Y confió poco antes de su fallecimiento físico: “pienso que la mayor censura a Dios en la vida pública, proviene de cristianos que se autocensuran para hacer sólo lo políticamente correcto a los ojos de los demás. El cristiano que suele hacer de su fe en Jesucristo un asunto privado, difícilmente descubrirá en ese encuentro con el otro, un encuentro con Jesucristo que lo transforma en el amor, por el amor y para el amor y, por lo tanto, hará prevalecer sus apetitos personales por encima y aún en contra del bien de los demás”.

Otros más, dijo, excluyen totalmente de la vida pública la presencia de Dios, y prefieren arrinconarla a la vida privada, arguyendo razones históricas, no siempre apegadas a la verdad.

Mucho más hay que decir de don Carlos, pero ya será en otra ocasión.

Don Manuel J. “Maquío” Clouthier

“Sólo vale la pena vivir por lo que se está dispuesto a morir”, dijo don Manuel de Jesús Clouthier del Rincón, otro personaje empresarial que sí dejó los negocios para ir a la política. (No como otros que siguen siendo una vergüenza, para los aguascalentenses, al menos).
De este personaje es más de lo que se puede hablar, desde la dirigencia de Coparmex y el CCE nacional, hasta el automóvil Dodge Dart 1989, la carta que él mismo escribió y la cual nos entregó en copia su hija Tatiana en una asamblea del sindicato patronal, en la ciudad de México, referente a la afirmación de su hijo Manuel Clouthier Carrillo, en el sentido de que: “lo más seguro es que a mi padre lo asesinaron”. (Son dos cartas las que nos confió su familia, cuyos textos aún conservamos y que por muchos años el sistema evitó que salieran a la luz pública, sobre todo los párrafos que escribió unos días antes del “accidente” pues tenía claro que “algo” estaba a punto de ocurrirle.)

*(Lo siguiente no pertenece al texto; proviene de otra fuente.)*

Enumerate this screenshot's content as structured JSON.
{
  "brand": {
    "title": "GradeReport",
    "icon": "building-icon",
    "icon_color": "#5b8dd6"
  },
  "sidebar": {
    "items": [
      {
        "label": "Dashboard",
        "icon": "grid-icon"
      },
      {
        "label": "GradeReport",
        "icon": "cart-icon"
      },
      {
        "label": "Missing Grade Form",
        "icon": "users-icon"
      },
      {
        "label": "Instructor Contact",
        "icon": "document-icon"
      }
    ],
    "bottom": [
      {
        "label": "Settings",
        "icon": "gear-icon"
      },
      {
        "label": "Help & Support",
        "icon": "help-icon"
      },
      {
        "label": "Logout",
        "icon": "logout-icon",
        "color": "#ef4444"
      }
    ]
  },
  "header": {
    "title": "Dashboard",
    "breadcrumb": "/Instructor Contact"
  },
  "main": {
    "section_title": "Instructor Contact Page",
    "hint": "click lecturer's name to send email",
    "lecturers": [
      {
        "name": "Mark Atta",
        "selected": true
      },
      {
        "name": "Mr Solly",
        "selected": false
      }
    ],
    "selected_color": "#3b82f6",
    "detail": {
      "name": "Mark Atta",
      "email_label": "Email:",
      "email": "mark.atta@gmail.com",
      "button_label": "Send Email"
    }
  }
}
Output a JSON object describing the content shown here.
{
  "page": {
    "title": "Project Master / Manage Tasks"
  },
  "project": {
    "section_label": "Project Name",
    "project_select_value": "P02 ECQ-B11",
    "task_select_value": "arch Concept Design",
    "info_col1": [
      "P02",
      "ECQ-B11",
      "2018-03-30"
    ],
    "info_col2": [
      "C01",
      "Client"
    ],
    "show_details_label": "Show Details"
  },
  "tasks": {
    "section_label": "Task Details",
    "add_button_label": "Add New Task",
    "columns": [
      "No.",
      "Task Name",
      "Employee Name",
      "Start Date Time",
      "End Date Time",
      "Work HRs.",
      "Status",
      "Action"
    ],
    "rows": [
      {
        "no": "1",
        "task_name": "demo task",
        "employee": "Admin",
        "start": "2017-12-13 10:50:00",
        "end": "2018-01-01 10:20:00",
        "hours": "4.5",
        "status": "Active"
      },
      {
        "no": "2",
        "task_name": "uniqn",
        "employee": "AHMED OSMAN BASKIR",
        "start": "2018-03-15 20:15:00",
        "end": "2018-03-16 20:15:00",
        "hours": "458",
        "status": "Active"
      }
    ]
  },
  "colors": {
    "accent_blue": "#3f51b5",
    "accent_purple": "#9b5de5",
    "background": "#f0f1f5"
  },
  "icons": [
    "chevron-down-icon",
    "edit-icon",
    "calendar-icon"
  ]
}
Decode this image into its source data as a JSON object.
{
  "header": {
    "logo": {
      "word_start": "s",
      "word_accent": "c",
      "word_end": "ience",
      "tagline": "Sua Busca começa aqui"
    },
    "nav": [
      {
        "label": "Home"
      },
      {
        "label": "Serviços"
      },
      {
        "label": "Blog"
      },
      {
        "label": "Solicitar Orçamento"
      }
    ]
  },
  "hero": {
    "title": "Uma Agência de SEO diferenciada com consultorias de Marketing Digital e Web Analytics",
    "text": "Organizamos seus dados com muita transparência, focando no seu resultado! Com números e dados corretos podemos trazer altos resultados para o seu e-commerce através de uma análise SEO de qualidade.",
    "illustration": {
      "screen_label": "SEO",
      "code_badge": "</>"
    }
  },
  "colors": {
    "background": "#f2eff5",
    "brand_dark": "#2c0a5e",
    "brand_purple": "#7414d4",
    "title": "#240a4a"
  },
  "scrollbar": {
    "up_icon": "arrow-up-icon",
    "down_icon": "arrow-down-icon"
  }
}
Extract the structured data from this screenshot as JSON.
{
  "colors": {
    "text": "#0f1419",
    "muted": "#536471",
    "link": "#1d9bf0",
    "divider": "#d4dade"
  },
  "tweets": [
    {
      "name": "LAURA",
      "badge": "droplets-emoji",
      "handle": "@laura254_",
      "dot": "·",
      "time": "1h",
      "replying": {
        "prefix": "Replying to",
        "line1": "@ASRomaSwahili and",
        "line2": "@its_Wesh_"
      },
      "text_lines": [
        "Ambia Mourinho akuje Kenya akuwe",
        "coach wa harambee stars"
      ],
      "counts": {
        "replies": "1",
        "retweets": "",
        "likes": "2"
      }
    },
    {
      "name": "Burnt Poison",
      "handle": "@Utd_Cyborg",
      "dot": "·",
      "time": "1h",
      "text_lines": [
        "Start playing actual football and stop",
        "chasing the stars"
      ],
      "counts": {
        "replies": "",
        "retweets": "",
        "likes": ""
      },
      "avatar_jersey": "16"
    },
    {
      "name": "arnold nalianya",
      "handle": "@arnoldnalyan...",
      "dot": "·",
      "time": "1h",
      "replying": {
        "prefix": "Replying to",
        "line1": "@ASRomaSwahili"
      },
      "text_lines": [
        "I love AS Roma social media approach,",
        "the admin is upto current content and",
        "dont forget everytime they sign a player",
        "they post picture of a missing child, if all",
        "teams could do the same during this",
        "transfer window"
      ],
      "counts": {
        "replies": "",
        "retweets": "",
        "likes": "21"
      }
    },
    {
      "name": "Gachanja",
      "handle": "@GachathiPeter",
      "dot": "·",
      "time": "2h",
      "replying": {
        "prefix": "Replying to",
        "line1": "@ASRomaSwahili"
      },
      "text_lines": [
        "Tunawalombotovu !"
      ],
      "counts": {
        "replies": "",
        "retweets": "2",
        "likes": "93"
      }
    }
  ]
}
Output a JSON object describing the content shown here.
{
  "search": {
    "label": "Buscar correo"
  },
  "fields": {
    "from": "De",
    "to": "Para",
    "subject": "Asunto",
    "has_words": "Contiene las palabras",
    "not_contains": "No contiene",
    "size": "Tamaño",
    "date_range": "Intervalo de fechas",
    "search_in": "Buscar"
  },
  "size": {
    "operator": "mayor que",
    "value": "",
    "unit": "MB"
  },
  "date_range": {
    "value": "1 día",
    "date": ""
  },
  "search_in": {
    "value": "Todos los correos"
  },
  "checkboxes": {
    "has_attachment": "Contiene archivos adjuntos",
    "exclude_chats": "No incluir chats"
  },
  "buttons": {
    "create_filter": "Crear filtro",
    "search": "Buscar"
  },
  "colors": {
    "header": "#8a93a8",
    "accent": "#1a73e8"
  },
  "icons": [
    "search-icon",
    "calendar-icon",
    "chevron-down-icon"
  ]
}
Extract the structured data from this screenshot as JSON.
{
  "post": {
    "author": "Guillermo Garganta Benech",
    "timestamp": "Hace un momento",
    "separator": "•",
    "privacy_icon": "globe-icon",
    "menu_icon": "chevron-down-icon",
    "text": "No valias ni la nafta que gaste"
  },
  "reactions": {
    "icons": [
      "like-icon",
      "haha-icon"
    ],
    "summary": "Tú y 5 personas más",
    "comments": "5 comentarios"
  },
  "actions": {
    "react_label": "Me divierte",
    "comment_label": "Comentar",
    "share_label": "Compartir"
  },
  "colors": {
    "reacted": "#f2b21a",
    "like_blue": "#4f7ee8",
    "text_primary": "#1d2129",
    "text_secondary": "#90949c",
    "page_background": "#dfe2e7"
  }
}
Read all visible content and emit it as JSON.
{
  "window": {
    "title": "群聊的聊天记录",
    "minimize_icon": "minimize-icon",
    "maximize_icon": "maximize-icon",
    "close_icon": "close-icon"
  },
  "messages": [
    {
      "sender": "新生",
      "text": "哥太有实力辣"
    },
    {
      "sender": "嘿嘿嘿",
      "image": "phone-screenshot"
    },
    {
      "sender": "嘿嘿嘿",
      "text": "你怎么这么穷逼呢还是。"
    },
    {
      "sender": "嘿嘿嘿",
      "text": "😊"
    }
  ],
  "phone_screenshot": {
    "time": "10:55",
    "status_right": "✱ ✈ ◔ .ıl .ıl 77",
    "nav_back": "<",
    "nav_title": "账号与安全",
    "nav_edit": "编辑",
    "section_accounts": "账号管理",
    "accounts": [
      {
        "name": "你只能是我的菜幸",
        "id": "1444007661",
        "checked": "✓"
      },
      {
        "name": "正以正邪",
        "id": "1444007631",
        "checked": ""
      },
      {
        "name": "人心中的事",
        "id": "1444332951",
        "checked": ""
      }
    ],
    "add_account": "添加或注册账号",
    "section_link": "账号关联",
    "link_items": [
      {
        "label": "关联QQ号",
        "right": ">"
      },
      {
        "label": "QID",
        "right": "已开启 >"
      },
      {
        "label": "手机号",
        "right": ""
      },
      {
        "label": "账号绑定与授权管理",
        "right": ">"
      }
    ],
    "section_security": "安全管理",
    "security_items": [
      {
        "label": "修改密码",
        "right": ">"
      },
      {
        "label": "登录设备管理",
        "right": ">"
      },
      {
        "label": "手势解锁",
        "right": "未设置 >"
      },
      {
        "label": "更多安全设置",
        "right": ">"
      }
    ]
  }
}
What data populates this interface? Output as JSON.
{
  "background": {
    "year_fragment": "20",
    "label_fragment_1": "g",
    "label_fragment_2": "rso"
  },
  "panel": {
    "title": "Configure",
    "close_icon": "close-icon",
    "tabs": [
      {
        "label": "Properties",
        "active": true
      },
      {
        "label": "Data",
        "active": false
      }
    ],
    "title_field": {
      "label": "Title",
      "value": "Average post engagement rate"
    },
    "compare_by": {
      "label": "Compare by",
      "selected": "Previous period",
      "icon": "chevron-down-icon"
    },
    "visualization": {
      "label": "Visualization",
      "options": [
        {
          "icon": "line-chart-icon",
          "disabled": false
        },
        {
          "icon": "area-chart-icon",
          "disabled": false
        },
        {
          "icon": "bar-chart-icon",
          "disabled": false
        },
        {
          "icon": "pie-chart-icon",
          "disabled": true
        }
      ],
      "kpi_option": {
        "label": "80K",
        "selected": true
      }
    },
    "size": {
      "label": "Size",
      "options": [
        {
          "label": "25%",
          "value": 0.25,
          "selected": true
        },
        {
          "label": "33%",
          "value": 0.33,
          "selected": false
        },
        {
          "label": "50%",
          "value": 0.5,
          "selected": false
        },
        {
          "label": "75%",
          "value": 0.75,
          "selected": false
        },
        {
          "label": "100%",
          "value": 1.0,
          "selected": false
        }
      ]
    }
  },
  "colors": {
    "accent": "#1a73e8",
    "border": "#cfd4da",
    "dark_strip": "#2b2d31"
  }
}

Seguramente la carta era bien importante para algunos, que la siguen buscando por mar y tierra.

Pero es al final de cuentas la congruencia lo que hay que destacar de estos ejemplares mexicanos con quienes nos tocó la oportunidad de convivir y dialogar sobre muchos temas de interés, entre ellos el respeto a la vida desde la concepción y la democratización de México sin importar las consecuencias.

Construyamos juntos el futuro de México; México es más grande que sus problemas, si la información es poder, utilicémosla para hacer el bien, fueron algunas de las expresiones que de ellos recordamos. Una más: Perdimos patrimonio, no el amor a México.